The hustle is celebrated in startup lore — late nights, early mornings, and the myth that you’re not a “real” founder unless you’re running on fumes. But at a recent panel on burnout, four Vancouver entrepreneurs shared a different story.
“I delegated early,” said Ada Slivinski, who built and later sold Jam PR. “I would way rather sacrifice a bit of money than time spent at home with my sanity and my sleep.”
Her fellow panelist, Michelle de la O, agreed: “Start delegating from the beginning. If you have that mindset early, it frees up your space.” She added that delegation doesn’t just apply at work: “If you can delegate at work, you can also delegate at home. That’s why I started MyHomemaker.”
For Riipen co-founder Dana Stephenson, the lesson came harder. “I’m not exactly the poster child of growing a business without burning out,” he admitted. “If you’re trying to build a category-leading business… burnout is part of the pain. But you really need to figure out how you’re gonna manage it.”
The turning point came when top employees started leaving. “They came to me, sometimes in tears, saying, ‘I just can’t turn off anymore.’ That completely crushed me… I realized I had to change the way I lead.”
Not all of the discussion focused on survival. The panelists shared their evolving definitions of success. Stephenson’s has always been impact-driven: “We believe that companies can do well by doing good. We’re trying to lead by example.” Slivinski took a different tack: “I always just want to be happy doing what I’m doing… At the end of our life, is that extra dollar in an exit going to make a difference when we’re 80? Maybe, maybe not.”

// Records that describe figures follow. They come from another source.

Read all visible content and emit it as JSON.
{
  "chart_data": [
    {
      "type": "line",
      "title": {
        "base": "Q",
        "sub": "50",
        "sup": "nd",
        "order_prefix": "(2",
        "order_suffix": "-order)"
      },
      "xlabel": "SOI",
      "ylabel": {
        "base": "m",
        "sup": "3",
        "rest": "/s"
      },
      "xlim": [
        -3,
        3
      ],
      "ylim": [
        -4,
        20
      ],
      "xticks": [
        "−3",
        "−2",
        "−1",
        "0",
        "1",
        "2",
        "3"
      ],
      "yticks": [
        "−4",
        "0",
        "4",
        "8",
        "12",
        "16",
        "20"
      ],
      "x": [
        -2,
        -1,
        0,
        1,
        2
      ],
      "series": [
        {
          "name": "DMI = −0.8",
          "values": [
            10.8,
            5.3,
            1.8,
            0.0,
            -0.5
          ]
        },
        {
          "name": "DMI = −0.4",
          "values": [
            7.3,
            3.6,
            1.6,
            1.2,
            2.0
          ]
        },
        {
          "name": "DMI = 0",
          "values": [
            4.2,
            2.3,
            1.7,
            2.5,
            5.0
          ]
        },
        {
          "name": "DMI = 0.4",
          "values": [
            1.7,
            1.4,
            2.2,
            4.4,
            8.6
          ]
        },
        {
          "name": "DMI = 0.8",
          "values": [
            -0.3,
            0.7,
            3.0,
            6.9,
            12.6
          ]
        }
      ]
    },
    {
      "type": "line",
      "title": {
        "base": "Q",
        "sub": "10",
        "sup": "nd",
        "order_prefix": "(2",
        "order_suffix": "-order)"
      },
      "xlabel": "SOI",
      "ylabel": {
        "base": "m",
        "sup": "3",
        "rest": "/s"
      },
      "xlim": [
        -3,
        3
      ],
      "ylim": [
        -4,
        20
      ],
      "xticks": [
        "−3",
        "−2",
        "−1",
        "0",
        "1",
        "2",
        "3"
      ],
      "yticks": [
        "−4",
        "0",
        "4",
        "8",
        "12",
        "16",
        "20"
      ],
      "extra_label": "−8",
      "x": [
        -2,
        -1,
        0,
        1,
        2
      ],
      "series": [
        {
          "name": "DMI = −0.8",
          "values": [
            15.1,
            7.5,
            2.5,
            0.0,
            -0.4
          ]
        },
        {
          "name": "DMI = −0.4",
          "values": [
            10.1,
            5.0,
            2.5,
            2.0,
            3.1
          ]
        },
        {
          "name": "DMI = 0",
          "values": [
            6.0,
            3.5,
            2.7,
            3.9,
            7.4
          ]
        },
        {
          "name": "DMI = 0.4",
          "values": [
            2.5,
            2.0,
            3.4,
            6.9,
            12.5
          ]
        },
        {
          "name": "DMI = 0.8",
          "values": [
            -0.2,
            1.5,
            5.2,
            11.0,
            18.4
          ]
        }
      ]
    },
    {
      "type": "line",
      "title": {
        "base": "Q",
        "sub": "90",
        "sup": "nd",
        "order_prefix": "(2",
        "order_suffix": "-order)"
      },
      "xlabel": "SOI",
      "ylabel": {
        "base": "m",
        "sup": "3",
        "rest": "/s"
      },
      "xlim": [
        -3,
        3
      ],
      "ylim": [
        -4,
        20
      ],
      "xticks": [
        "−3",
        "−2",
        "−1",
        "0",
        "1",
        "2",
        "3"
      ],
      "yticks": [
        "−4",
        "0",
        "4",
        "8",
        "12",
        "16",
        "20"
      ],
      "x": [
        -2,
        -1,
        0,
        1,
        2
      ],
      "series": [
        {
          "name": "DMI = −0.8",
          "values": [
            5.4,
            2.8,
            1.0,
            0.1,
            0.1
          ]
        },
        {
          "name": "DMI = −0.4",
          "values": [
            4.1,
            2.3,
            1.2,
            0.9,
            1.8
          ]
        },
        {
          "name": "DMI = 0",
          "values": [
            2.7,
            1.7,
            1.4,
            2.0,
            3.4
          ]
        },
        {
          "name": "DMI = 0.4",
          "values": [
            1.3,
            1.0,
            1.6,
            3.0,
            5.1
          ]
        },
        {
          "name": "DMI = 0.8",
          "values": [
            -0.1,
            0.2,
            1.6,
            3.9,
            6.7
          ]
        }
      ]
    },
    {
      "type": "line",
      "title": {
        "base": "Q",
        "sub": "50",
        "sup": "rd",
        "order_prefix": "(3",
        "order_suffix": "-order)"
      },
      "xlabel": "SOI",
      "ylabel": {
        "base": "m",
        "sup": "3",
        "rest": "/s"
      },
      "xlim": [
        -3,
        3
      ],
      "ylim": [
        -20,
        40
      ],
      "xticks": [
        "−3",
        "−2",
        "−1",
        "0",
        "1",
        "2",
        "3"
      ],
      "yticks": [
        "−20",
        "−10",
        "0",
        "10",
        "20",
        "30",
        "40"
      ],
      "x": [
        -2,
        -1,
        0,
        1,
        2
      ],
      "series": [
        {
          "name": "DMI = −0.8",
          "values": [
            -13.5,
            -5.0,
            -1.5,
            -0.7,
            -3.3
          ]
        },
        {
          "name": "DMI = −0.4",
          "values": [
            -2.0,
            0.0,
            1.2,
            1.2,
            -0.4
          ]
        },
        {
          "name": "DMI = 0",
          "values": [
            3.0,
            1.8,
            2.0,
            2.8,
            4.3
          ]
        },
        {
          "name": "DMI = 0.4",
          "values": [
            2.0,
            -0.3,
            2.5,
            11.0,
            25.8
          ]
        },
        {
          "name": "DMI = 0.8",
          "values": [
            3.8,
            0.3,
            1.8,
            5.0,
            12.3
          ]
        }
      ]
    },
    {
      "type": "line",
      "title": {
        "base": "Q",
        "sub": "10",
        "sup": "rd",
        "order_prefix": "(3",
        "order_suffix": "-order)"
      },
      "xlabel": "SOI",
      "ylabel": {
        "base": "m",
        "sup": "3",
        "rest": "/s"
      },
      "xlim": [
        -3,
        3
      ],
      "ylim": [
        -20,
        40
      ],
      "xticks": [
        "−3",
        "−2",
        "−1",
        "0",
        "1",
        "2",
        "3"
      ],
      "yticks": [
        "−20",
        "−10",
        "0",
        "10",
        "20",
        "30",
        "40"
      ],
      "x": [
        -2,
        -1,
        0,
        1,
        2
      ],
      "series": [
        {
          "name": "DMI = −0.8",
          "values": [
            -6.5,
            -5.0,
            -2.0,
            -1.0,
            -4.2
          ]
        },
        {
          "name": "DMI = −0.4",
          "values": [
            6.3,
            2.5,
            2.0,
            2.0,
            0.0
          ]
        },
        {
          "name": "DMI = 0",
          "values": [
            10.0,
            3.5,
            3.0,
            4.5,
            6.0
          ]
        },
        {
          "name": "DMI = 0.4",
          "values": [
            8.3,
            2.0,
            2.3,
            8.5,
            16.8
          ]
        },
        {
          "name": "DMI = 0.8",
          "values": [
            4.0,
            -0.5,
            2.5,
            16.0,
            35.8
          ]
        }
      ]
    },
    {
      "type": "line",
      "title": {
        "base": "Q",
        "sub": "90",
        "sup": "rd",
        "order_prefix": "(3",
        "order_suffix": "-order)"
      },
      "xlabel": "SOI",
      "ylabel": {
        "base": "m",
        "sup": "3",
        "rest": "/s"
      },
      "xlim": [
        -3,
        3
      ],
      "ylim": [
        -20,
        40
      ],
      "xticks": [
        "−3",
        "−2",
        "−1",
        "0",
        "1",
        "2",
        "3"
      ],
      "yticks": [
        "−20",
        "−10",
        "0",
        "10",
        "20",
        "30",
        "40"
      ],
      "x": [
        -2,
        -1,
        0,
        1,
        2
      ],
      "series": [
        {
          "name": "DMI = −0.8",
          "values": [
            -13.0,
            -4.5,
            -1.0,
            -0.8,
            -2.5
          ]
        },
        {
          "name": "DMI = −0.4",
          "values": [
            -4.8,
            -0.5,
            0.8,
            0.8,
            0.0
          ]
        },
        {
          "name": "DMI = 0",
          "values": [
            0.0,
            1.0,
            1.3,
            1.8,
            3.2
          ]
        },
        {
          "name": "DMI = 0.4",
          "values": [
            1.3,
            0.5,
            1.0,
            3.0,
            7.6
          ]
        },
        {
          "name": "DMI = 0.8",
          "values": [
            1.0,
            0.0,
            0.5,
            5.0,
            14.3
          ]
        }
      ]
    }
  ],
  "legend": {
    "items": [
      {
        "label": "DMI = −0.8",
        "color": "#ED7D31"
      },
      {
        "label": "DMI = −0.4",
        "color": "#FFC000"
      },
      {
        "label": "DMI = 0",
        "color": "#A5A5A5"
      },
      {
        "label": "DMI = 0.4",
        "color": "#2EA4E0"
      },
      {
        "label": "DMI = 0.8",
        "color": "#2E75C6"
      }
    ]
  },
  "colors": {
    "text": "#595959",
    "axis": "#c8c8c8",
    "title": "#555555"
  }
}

De la O pointed to the importance of community: “You realize so many other founders have the same problems as you. The journey is not as lonely anymore.”
The most practical advice came in the form of rituals. Lauren Sudeyko, who is building Sleep or Die, described her mornings as “non-negotiables: something fitness-related and meditation every morning. In the summer, I’m in the ocean by 7am. That reset fuels me moving forward.”
Stephenson has shifted from managing time to managing energy: “Everyone’s energy levels are unique at different times of the day. Give them the flexibility to work when they’re most productive.” For Slivinski, the rule is simpler: “My filter question is, ‘Are you excited?’ That’s the space I want to be living in.” And de la O swore by breakfast: “Fruit bowl with Greek yogurt, oats, nuts and honey… it just energizes me every day.”
But even with structure, the guilt creeps in. “When I was with my mom, I felt like I should be working. And then when I was working, I felt like I should be with her,” Sudeyko said. “The comparative TikTok culture is a very unhealthy, toxic founder world. Muting that out is the only way.”
Stephenson reframed it more bluntly: “In my job description, it is my job to be a peak performer. Your job is to take care of yourself.”
The conversation eventually turned to AI. Stephenson was optimistic but cautious: “I push it really hard on our team… but I often push our team to do it the hard way first, then use AI. Sometimes the end result is so much better.” Slivinski said AI is already reshaping hiring: “An AI tool can execute what an account associate typically could do. That means we can hire people fresh out of school and teach them to think creatively, instead of just doing technical work.”
The night ended with a reminder that building doesn’t have to mean burning out. “If your business starts to feel like a trap,” Slivinski said, “there are multiple ways out. You can sell the business, bring someone else in, take a step back, close it down. Very few businesses scale on a perfect linear path. The founder journey should be about longevity.”
Moderator Brandon Chapman, principal of Saas Wealth Insurance, put it simply: “It’s a marathon, even though there may be sprints in certain seasons of life.”